Norfolk Pension Fund head Nicola Mark, who has worked with the Treasury to develop two national procurement frameworks for the LGPS (PP Online, 7 May), said she was concerned by the pace of change.
She said: "We accept the need for change, but why is there such a huge hurry? Is it about nabbing the money for infrastructure? Is it because we have to present figures to the Treasury as savings?
"We have undertaken projects to collaborate but we don't yet know if they will be sustainable.
"We must not be rushed by politics into a position that is bad for the LGPS. I am very alarmed at the timeframe; the minister wants a plan by April 2014. This is the investment of £150bn of public and stakeholder money and we need a lot of time to think it through."
However, others were more welcoming to the consultation.
London Pension Fund Authority (LPFA) chairman Edmund Truell, who has announced plans to merge London borough LGPS funds (PP Online, 28 February), proposed creating five "superpools" and a single oversight body.
He said: "Schemes must hedge against inflation, which added 7% to liabilities in the first quarter of 2013. Using assets as collateral would eat them all up so you need derivatives, which requires expensive expertise."

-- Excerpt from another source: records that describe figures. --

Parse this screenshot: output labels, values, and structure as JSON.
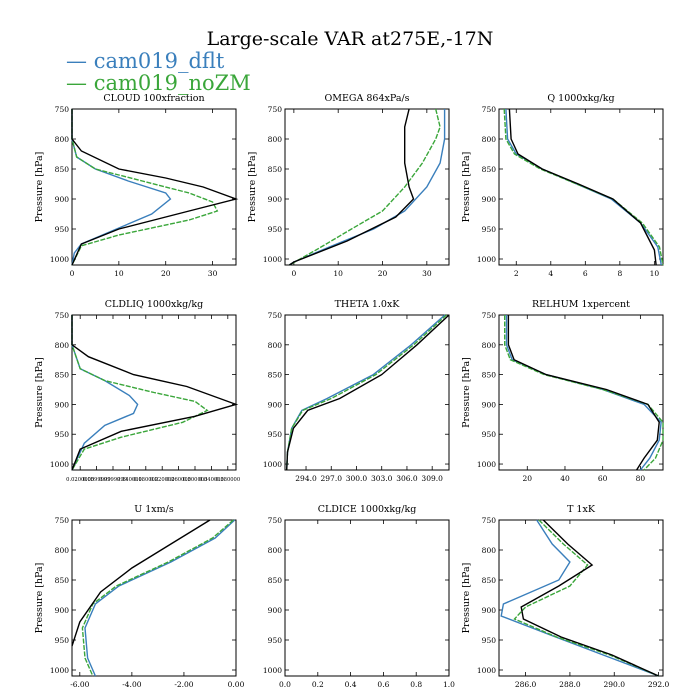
{
  "title": "Large-scale VAR at275E,-17N",
  "legend": [
    {
      "label": "cam019_dflt",
      "color": "#3a7fbc"
    },
    {
      "label": "cam019_noZM",
      "color": "#3aa63a"
    }
  ],
  "colors": {
    "dflt": "#3a7fbc",
    "noZM": "#3aa63a",
    "obs": "#000000"
  },
  "chart_data": [
    {
      "type": "line",
      "title": "CLOUD  100xfraction",
      "ylabel": "Pressure [hPa]",
      "ylim": [
        1010,
        750
      ],
      "xlim": [
        0,
        35
      ],
      "xticks": [
        0,
        10,
        20,
        30
      ],
      "xticklabels": [
        "0",
        "10",
        "20",
        "30"
      ],
      "yticks": [
        750,
        800,
        850,
        900,
        950,
        1000
      ],
      "yticklabels": [
        "750",
        "800",
        "850",
        "900",
        "950",
        "1000"
      ],
      "series": [
        {
          "name": "cam019_dflt",
          "style": "dflt",
          "x": [
            0,
            0,
            1,
            5,
            12,
            20,
            21,
            17,
            8,
            2,
            0.5,
            0
          ],
          "y": [
            750,
            800,
            830,
            850,
            870,
            890,
            900,
            925,
            955,
            975,
            990,
            1010
          ]
        },
        {
          "name": "cam019_noZM",
          "style": "noZM",
          "x": [
            0,
            0,
            1,
            5,
            15,
            25,
            30,
            31,
            25,
            10,
            2,
            0
          ],
          "y": [
            750,
            800,
            830,
            850,
            870,
            890,
            905,
            920,
            935,
            960,
            978,
            1010
          ]
        },
        {
          "name": "",
          "style": "obs",
          "x": [
            0,
            0,
            2,
            10,
            20,
            28,
            35,
            25,
            10,
            2,
            0
          ],
          "y": [
            750,
            800,
            820,
            850,
            865,
            880,
            900,
            920,
            950,
            975,
            1010
          ]
        }
      ]
    },
    {
      "type": "line",
      "title": "OMEGA  864xPa/s",
      "ylabel": "Pressure [hPa]",
      "ylim": [
        1010,
        750
      ],
      "xlim": [
        -2,
        35
      ],
      "xticks": [
        0,
        10,
        20,
        30
      ],
      "xticklabels": [
        "0",
        "10",
        "20",
        "30"
      ],
      "yticks": [
        750,
        800,
        850,
        900,
        950,
        1000
      ],
      "yticklabels": [
        "750",
        "800",
        "850",
        "900",
        "950",
        "1000"
      ],
      "series": [
        {
          "name": "cam019_dflt",
          "style": "dflt",
          "x": [
            34,
            34,
            34,
            33,
            30,
            25,
            18,
            8,
            0,
            -1
          ],
          "y": [
            750,
            780,
            800,
            840,
            880,
            920,
            950,
            980,
            1005,
            1010
          ]
        },
        {
          "name": "cam019_noZM",
          "style": "noZM",
          "x": [
            32,
            33,
            32,
            29,
            25,
            20,
            13,
            5,
            -1
          ],
          "y": [
            750,
            780,
            800,
            840,
            880,
            920,
            950,
            985,
            1010
          ]
        },
        {
          "name": "",
          "style": "obs",
          "x": [
            26,
            25,
            25,
            25,
            26,
            27,
            23,
            12,
            0,
            -1
          ],
          "y": [
            750,
            780,
            800,
            840,
            880,
            900,
            930,
            970,
            1005,
            1010
          ]
        }
      ]
    },
    {
      "type": "line",
      "title": "Q  1000xkg/kg",
      "ylabel": "Pressure [hPa]",
      "ylim": [
        1010,
        750
      ],
      "xlim": [
        1,
        10.5
      ],
      "xticks": [
        2,
        4,
        6,
        8,
        10
      ],
      "xticklabels": [
        "2",
        "4",
        "6",
        "8",
        "10"
      ],
      "yticks": [
        750,
        800,
        850,
        900,
        950,
        1000
      ],
      "yticklabels": [
        "750",
        "800",
        "850",
        "900",
        "950",
        "1000"
      ],
      "series": [
        {
          "name": "cam019_dflt",
          "style": "dflt",
          "x": [
            1.4,
            1.5,
            2.0,
            3.5,
            5.5,
            7.5,
            9.2,
            10.2,
            10.4
          ],
          "y": [
            750,
            800,
            825,
            850,
            875,
            900,
            940,
            980,
            1010
          ]
        },
        {
          "name": "cam019_noZM",
          "style": "noZM",
          "x": [
            1.3,
            1.4,
            1.9,
            3.4,
            5.5,
            7.6,
            9.3,
            10.3,
            10.5
          ],
          "y": [
            750,
            800,
            825,
            850,
            875,
            900,
            940,
            980,
            1010
          ]
        },
        {
          "name": "",
          "style": "obs",
          "x": [
            1.6,
            1.7,
            2.1,
            3.5,
            5.6,
            7.6,
            9.2,
            10.0,
            10.1
          ],
          "y": [
            750,
            800,
            825,
            850,
            875,
            900,
            940,
            985,
            1010
          ]
        }
      ]
    },
    {
      "type": "line",
      "title": "CLDLIQ  1000xkg/kg",
      "ylabel": "Pressure [hPa]",
      "ylim": [
        1010,
        750
      ],
      "xlim": [
        0,
        0.4
      ],
      "xticks": [
        0.02,
        0.06,
        0.1,
        0.14,
        0.18,
        0.22,
        0.26,
        0.3,
        0.34,
        0.38
      ],
      "xticklabels": [
        "0.0200000",
        "0.0599999",
        "0.0999999",
        "0.140000",
        "0.180000",
        "0.220000",
        "0.260000",
        "0.300000",
        "0.340000",
        "0.380000"
      ],
      "yticks": [
        750,
        800,
        850,
        900,
        950,
        1000
      ],
      "yticklabels": [
        "750",
        "800",
        "850",
        "900",
        "950",
        "1000"
      ],
      "series": [
        {
          "name": "cam019_dflt",
          "style": "dflt",
          "x": [
            0,
            0,
            0.02,
            0.08,
            0.14,
            0.16,
            0.15,
            0.08,
            0.03,
            0
          ],
          "y": [
            750,
            800,
            840,
            860,
            885,
            900,
            915,
            935,
            965,
            1010
          ]
        },
        {
          "name": "cam019_noZM",
          "style": "noZM",
          "x": [
            0,
            0,
            0.02,
            0.08,
            0.2,
            0.3,
            0.33,
            0.27,
            0.12,
            0.03,
            0
          ],
          "y": [
            750,
            800,
            840,
            860,
            880,
            895,
            910,
            930,
            955,
            975,
            1010
          ]
        },
        {
          "name": "",
          "style": "obs",
          "x": [
            0,
            0,
            0.04,
            0.15,
            0.28,
            0.4,
            0.3,
            0.12,
            0.02,
            0
          ],
          "y": [
            750,
            800,
            820,
            850,
            870,
            900,
            920,
            945,
            975,
            1010
          ]
        }
      ]
    },
    {
      "type": "line",
      "title": "THETA  1.0xK",
      "ylabel": "",
      "ylim": [
        1010,
        750
      ],
      "xlim": [
        291.5,
        311
      ],
      "xticks": [
        294,
        297,
        300,
        303,
        306,
        309
      ],
      "xticklabels": [
        "294.0",
        "297.0",
        "300.0",
        "303.0",
        "306.0",
        "309.0"
      ],
      "yticks": [
        750,
        800,
        850,
        900,
        950,
        1000
      ],
      "yticklabels": [
        "750",
        "800",
        "850",
        "900",
        "950",
        "1000"
      ],
      "series": [
        {
          "name": "cam019_dflt",
          "style": "dflt",
          "x": [
            310.5,
            306.5,
            302.0,
            296.5,
            293.5,
            292.3,
            291.8,
            291.7
          ],
          "y": [
            750,
            800,
            850,
            890,
            910,
            940,
            980,
            1010
          ]
        },
        {
          "name": "cam019_noZM",
          "style": "noZM",
          "x": [
            310.7,
            306.8,
            302.3,
            297.0,
            293.6,
            292.3,
            291.8,
            291.7
          ],
          "y": [
            750,
            800,
            850,
            890,
            910,
            940,
            980,
            1010
          ]
        },
        {
          "name": "",
          "style": "obs",
          "x": [
            311.0,
            307.2,
            303.0,
            298.0,
            294.2,
            292.5,
            291.8,
            291.7
          ],
          "y": [
            750,
            800,
            850,
            890,
            910,
            940,
            980,
            1010
          ]
        }
      ]
    },
    {
      "type": "line",
      "title": "RELHUM  1xpercent",
      "ylabel": "Pressure [hPa]",
      "ylim": [
        1010,
        750
      ],
      "xlim": [
        5,
        92
      ],
      "xticks": [
        20,
        40,
        60,
        80
      ],
      "xticklabels": [
        "20",
        "40",
        "60",
        "80"
      ],
      "yticks": [
        750,
        800,
        850,
        900,
        950,
        1000
      ],
      "yticklabels": [
        "750",
        "800",
        "850",
        "900",
        "950",
        "1000"
      ],
      "series": [
        {
          "name": "cam019_dflt",
          "style": "dflt",
          "x": [
            9,
            9,
            12,
            30,
            60,
            82,
            91,
            90,
            85,
            80
          ],
          "y": [
            750,
            800,
            825,
            850,
            875,
            900,
            930,
            960,
            990,
            1010
          ]
        },
        {
          "name": "cam019_noZM",
          "style": "noZM",
          "x": [
            8,
            8,
            11,
            29,
            60,
            84,
            92,
            92,
            88,
            82
          ],
          "y": [
            750,
            800,
            825,
            850,
            875,
            900,
            930,
            960,
            990,
            1010
          ]
        },
        {
          "name": "",
          "style": "obs",
          "x": [
            10,
            10,
            13,
            30,
            62,
            84,
            90,
            89,
            82,
            78
          ],
          "y": [
            750,
            800,
            825,
            850,
            875,
            900,
            930,
            960,
            990,
            1010
          ]
        }
      ]
    },
    {
      "type": "line",
      "title": "U  1xm/s",
      "ylabel": "Pressure [hPa]",
      "ylim": [
        1010,
        750
      ],
      "xlim": [
        -6.3,
        0
      ],
      "xticks": [
        -6,
        -4,
        -2,
        0
      ],
      "xticklabels": [
        "-6.00",
        "-4.00",
        "-2.00",
        "0.00"
      ],
      "yticks": [
        750,
        800,
        850,
        900,
        950,
        1000
      ],
      "yticklabels": [
        "750",
        "800",
        "850",
        "900",
        "950",
        "1000"
      ],
      "series": [
        {
          "name": "cam019_dflt",
          "style": "dflt",
          "x": [
            -0.05,
            -0.8,
            -2.5,
            -4.5,
            -5.4,
            -5.8,
            -5.7,
            -5.4
          ],
          "y": [
            750,
            780,
            820,
            860,
            890,
            930,
            980,
            1010
          ]
        },
        {
          "name": "cam019_noZM",
          "style": "noZM",
          "x": [
            -0.1,
            -0.9,
            -2.6,
            -4.6,
            -5.5,
            -5.9,
            -5.8,
            -5.5
          ],
          "y": [
            750,
            780,
            820,
            860,
            890,
            930,
            980,
            1010
          ]
        },
        {
          "name": "",
          "style": "obs",
          "x": [
            -1.0,
            -2.5,
            -4.0,
            -5.2,
            -6.0,
            -6.3
          ],
          "y": [
            750,
            790,
            830,
            870,
            920,
            960
          ]
        }
      ]
    },
    {
      "type": "line",
      "title": "CLDICE  1000xkg/kg",
      "ylabel": "",
      "ylim": [
        1010,
        750
      ],
      "xlim": [
        0,
        1
      ],
      "xticks": [
        0,
        0.2,
        0.4,
        0.6,
        0.8,
        1.0
      ],
      "xticklabels": [
        "0.0",
        "0.2",
        "0.4",
        "0.6",
        "0.8",
        "1.0"
      ],
      "yticks": [
        750,
        800,
        850,
        900,
        950,
        1000
      ],
      "yticklabels": [
        "750",
        "800",
        "850",
        "900",
        "950",
        "1000"
      ],
      "series": []
    },
    {
      "type": "line",
      "title": "T  1xK",
      "ylabel": "Pressure [hPa]",
      "ylim": [
        1010,
        750
      ],
      "xlim": [
        284.8,
        292.2
      ],
      "xticks": [
        286,
        288,
        290,
        292
      ],
      "xticklabels": [
        "286.0",
        "288.0",
        "290.0",
        "292.0"
      ],
      "yticks": [
        750,
        800,
        850,
        900,
        950,
        1000
      ],
      "yticklabels": [
        "750",
        "800",
        "850",
        "900",
        "950",
        "1000"
      ],
      "series": [
        {
          "name": "cam019_dflt",
          "style": "dflt",
          "x": [
            286.5,
            287.2,
            288.0,
            287.5,
            285.0,
            284.9,
            287.0,
            289.5,
            292.0
          ],
          "y": [
            750,
            790,
            820,
            850,
            890,
            910,
            940,
            975,
            1010
          ]
        },
        {
          "name": "cam019_noZM",
          "style": "noZM",
          "x": [
            286.6,
            287.7,
            288.8,
            288.0,
            286.0,
            285.5,
            287.4,
            289.8,
            292.0
          ],
          "y": [
            750,
            790,
            825,
            860,
            895,
            915,
            945,
            975,
            1010
          ]
        },
        {
          "name": "",
          "style": "obs",
          "x": [
            286.8,
            287.9,
            289.0,
            287.5,
            285.8,
            285.9,
            287.6,
            289.9,
            292.0
          ],
          "y": [
            750,
            790,
            825,
            860,
            895,
            915,
            945,
            975,
            1010
          ]
        }
      ]
    }
  ]
}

Truell also said schemes could improve investment performance through co-investment in illiquid assets such as infrastructure.
He added: "Our plan for the minister is to pool funds, from 2014, into five ‘superpools '- perhaps the North, Wales and the South West, the Midlands, the South East and London - under a new body: the Public Pension Funds Authority."
NAPF chief executive Joanne Segars said: "We have seen some good examples of collaboration, but we should ask if more can be done. The minister is right to open a wider debate on what funds can be doing, and to do so with an open mind and a clear call for evidence."